We have a situation with limits in the mapping, and I am not sure what is the way to go as there are multiple solutions.
I will start by describing the use case:
- there are multiple tenants, which each have their own Elasticsearch instance and a single index
- there are multiple object types (currently ranging from 10-500 per tenant)
- each object type has multiple attributes, unique to that object type (currently ranging from 10 to 2000 per object type)
- per object type there is a fluctuating amount of documents, some only have 10-100, some have 500.000
In older Elasticsearch versions, this was done by creating a single mapping per object type, and the store each attribute to that mapping. But in the current versions there is only a single mapping.
We implemented this, by creating a unique property key, based on object type and attribute name, and store these in the single mapping of the tenant index.
This causes issues, as the total number of attributes in the mapping will exceed 1000.
I read the documentation about this, and it warns to not increase that limit as it will lead to issues and a mapping explosion.
On this board I found some info:
Using a flattened structure is not usable in our use-case as we need advanced filtering and querying. Splitting the index is also not that easy to do, as we don't know how many documents the object will have, and it is overkill to create a new index for only a hand full of documents. Even for the biggest object types this would be overkill. As most of the time there are 1 or 2 large ones and several small ones, but that is not something known beforehand.

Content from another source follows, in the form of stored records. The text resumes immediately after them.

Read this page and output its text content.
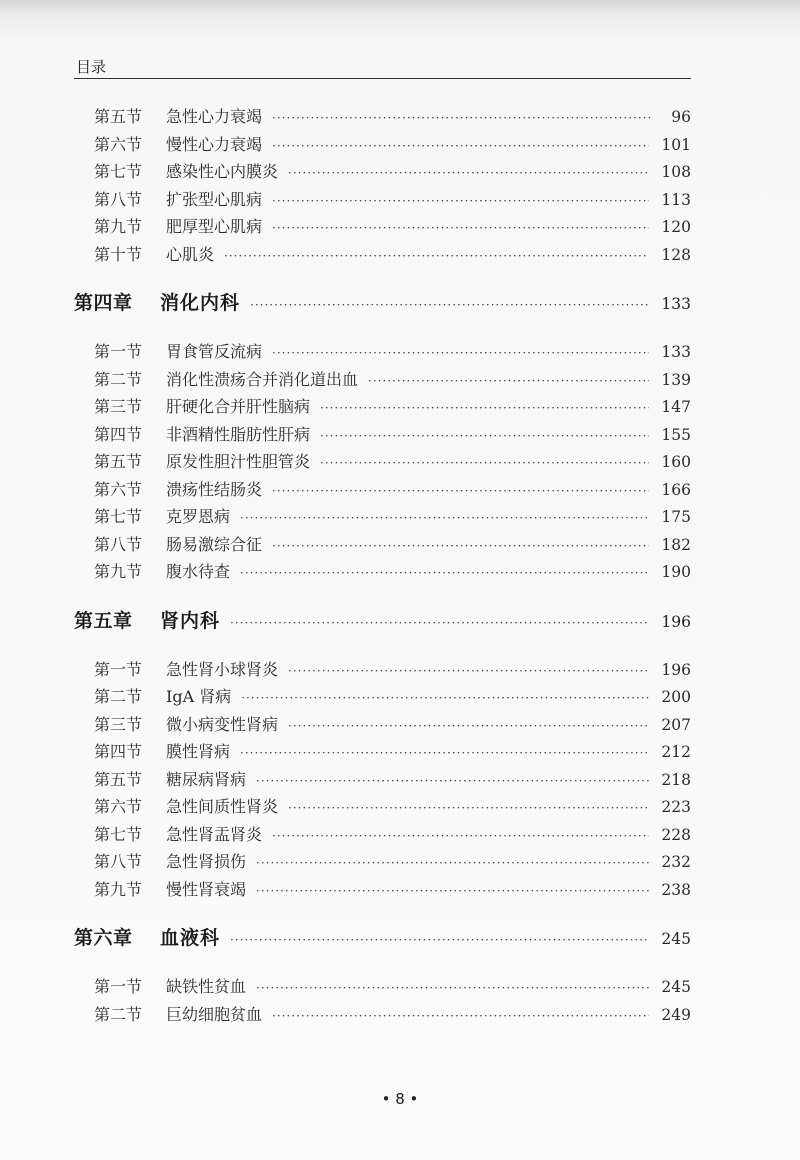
目录
第五节	急性心力衰竭 ·····	96
第六节	慢性心力衰竭 ·····	101
第七节	感染性心内膜炎 ·····	108
第八节	扩张型心肌病 ·····	113
第九节	肥厚型心肌病 ·····	120
第十节	心肌炎 ·····	128
第四章	消化内科 ·····	133
第一节	胃食管反流病 ·····	133
第二节	消化性溃疡合并消化道出血 ·····	139
第三节	肝硬化合并肝性脑病 ·····	147
第四节	非酒精性脂肪性肝病 ·····	155
第五节	原发性胆汁性胆管炎 ·····	160
第六节	溃疡性结肠炎 ·····	166
第七节	克罗恩病 ·····	175
第八节	肠易激综合征 ·····	182
第九节	腹水待查 ·····	190
第五章	肾内科 ·····	196
第一节	急性肾小球肾炎 ·····	196
第二节	IgA 肾病 ·····	200
第三节	微小病变性肾病 ·····	207
第四节	膜性肾病 ·····	212
第五节	糖尿病肾病 ·····	218
第六节	急性间质性肾炎 ·····	223
第七节	急性肾盂肾炎 ·····	228
第八节	急性肾损伤 ·····	232
第九节	慢性肾衰竭 ·····	238
第六章	血液科 ·····	245
第一节	缺铁性贫血 ·····	245
第二节	巨幼细胞贫血 ·····	249
• 8 •
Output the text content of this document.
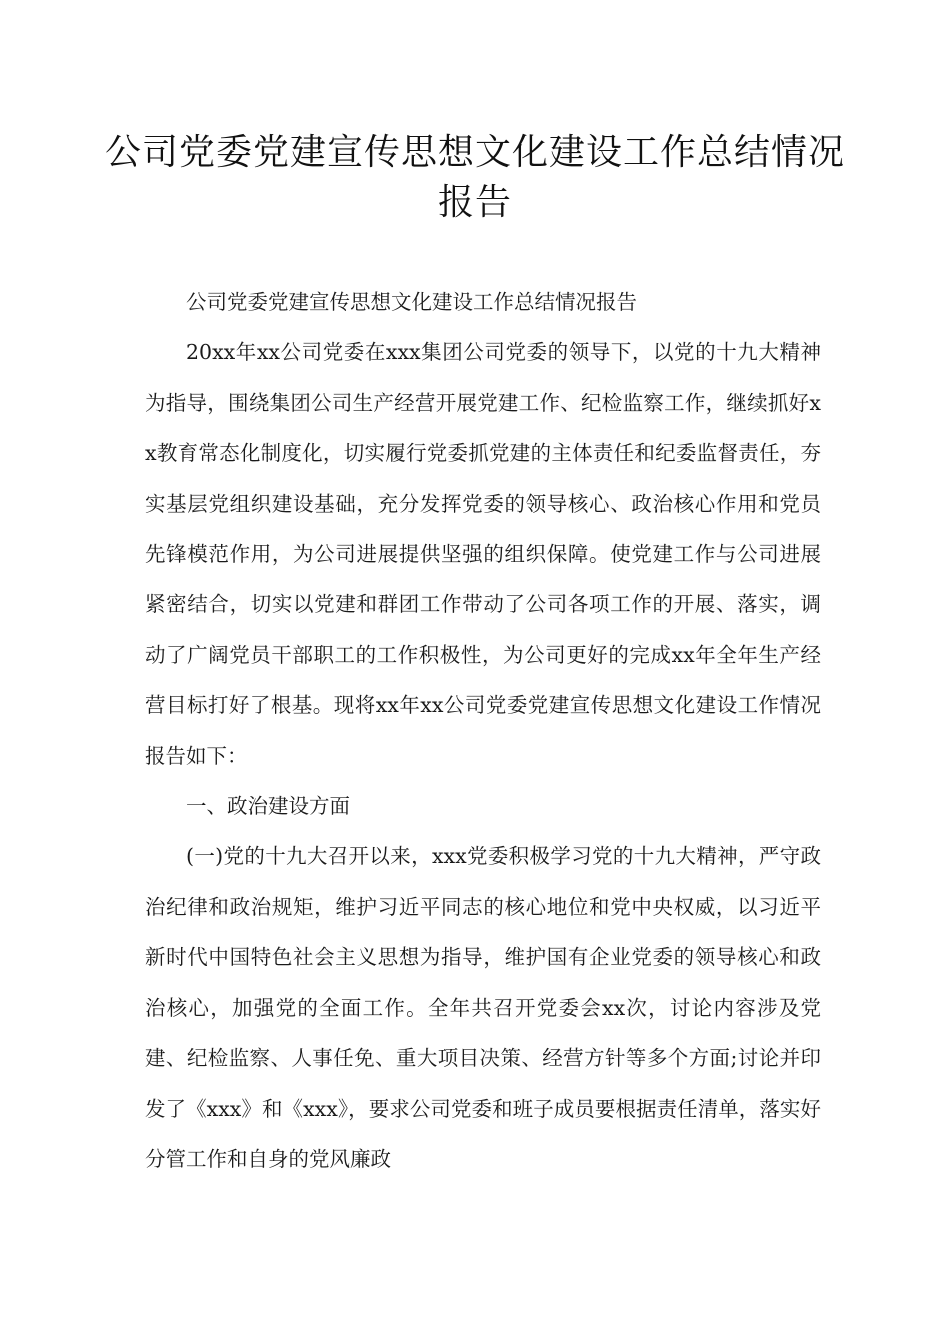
公司党委党建宣传思想文化建设工作总结情况报告

公司党委党建宣传思想文化建设工作总结情况报告

20xx年xx公司党委在xxx集团公司党委的领导下，以党的十九大精神为指导，围绕集团公司生产经营开展党建工作、纪检监察工作，继续抓好xx教育常态化制度化，切实履行党委抓党建的主体责任和纪委监督责任，夯实基层党组织建设基础，充分发挥党委的领导核心、政治核心作用和党员先锋模范作用，为公司进展提供坚强的组织保障。使党建工作与公司进展紧密结合，切实以党建和群团工作带动了公司各项工作的开展、落实，调动了广阔党员干部职工的工作积极性，为公司更好的完成xx年全年生产经营目标打好了根基。现将xx年xx公司党委党建宣传思想文化建设工作情况报告如下：

一、政治建设方面

(一)党的十九大召开以来，xxx党委积极学习党的十九大精神，严守政治纪律和政治规矩，维护习近平同志的核心地位和党中央权威，以习近平新时代中国特色社会主义思想为指导，维护国有企业党委的领导核心和政治核心，加强党的全面工作。全年共召开党委会xx次，讨论内容涉及党建、纪检监察、人事任免、重大项目决策、经营方针等多个方面;讨论并印发了《xxx》和《xxx》，要求公司党委和班子成员要根据责任清单，落实好分管工作和自身的党风廉政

I also read the blogpost: Too many fields! 3 ways to prevent mapping explosion in Elasticsearch | Elastic Blog but that does not help us either, as we actually need that many fields and cannot generate them on the fly.
I found another solution in this ticket: Limit of total fields  exceeded - #17 by dadoonet
Currently we have implemented a proof-of-concept using nested fields:
- we create a nested field for each object type
- the nested field contains the properties of the object type
This seems to work, as you would think this limits us to a 1000 object types instead of 1000 attributes, and 1000 object types is not a real world scenario for us.
However, this hits another limit: by default you are only allowed to create 50 nested property types.
What would be best to do:
- store each property on the main mapping, and increase the property limit from 1.000 to something like 50.000
- increase the nested limit from 50 to something like 1.000
And what would be the performance consequences for each of these 2 solutions?
A typical average use case for a tenant is 100 object types, with 2000 total attributes and about 500.000 documents spread between these object types.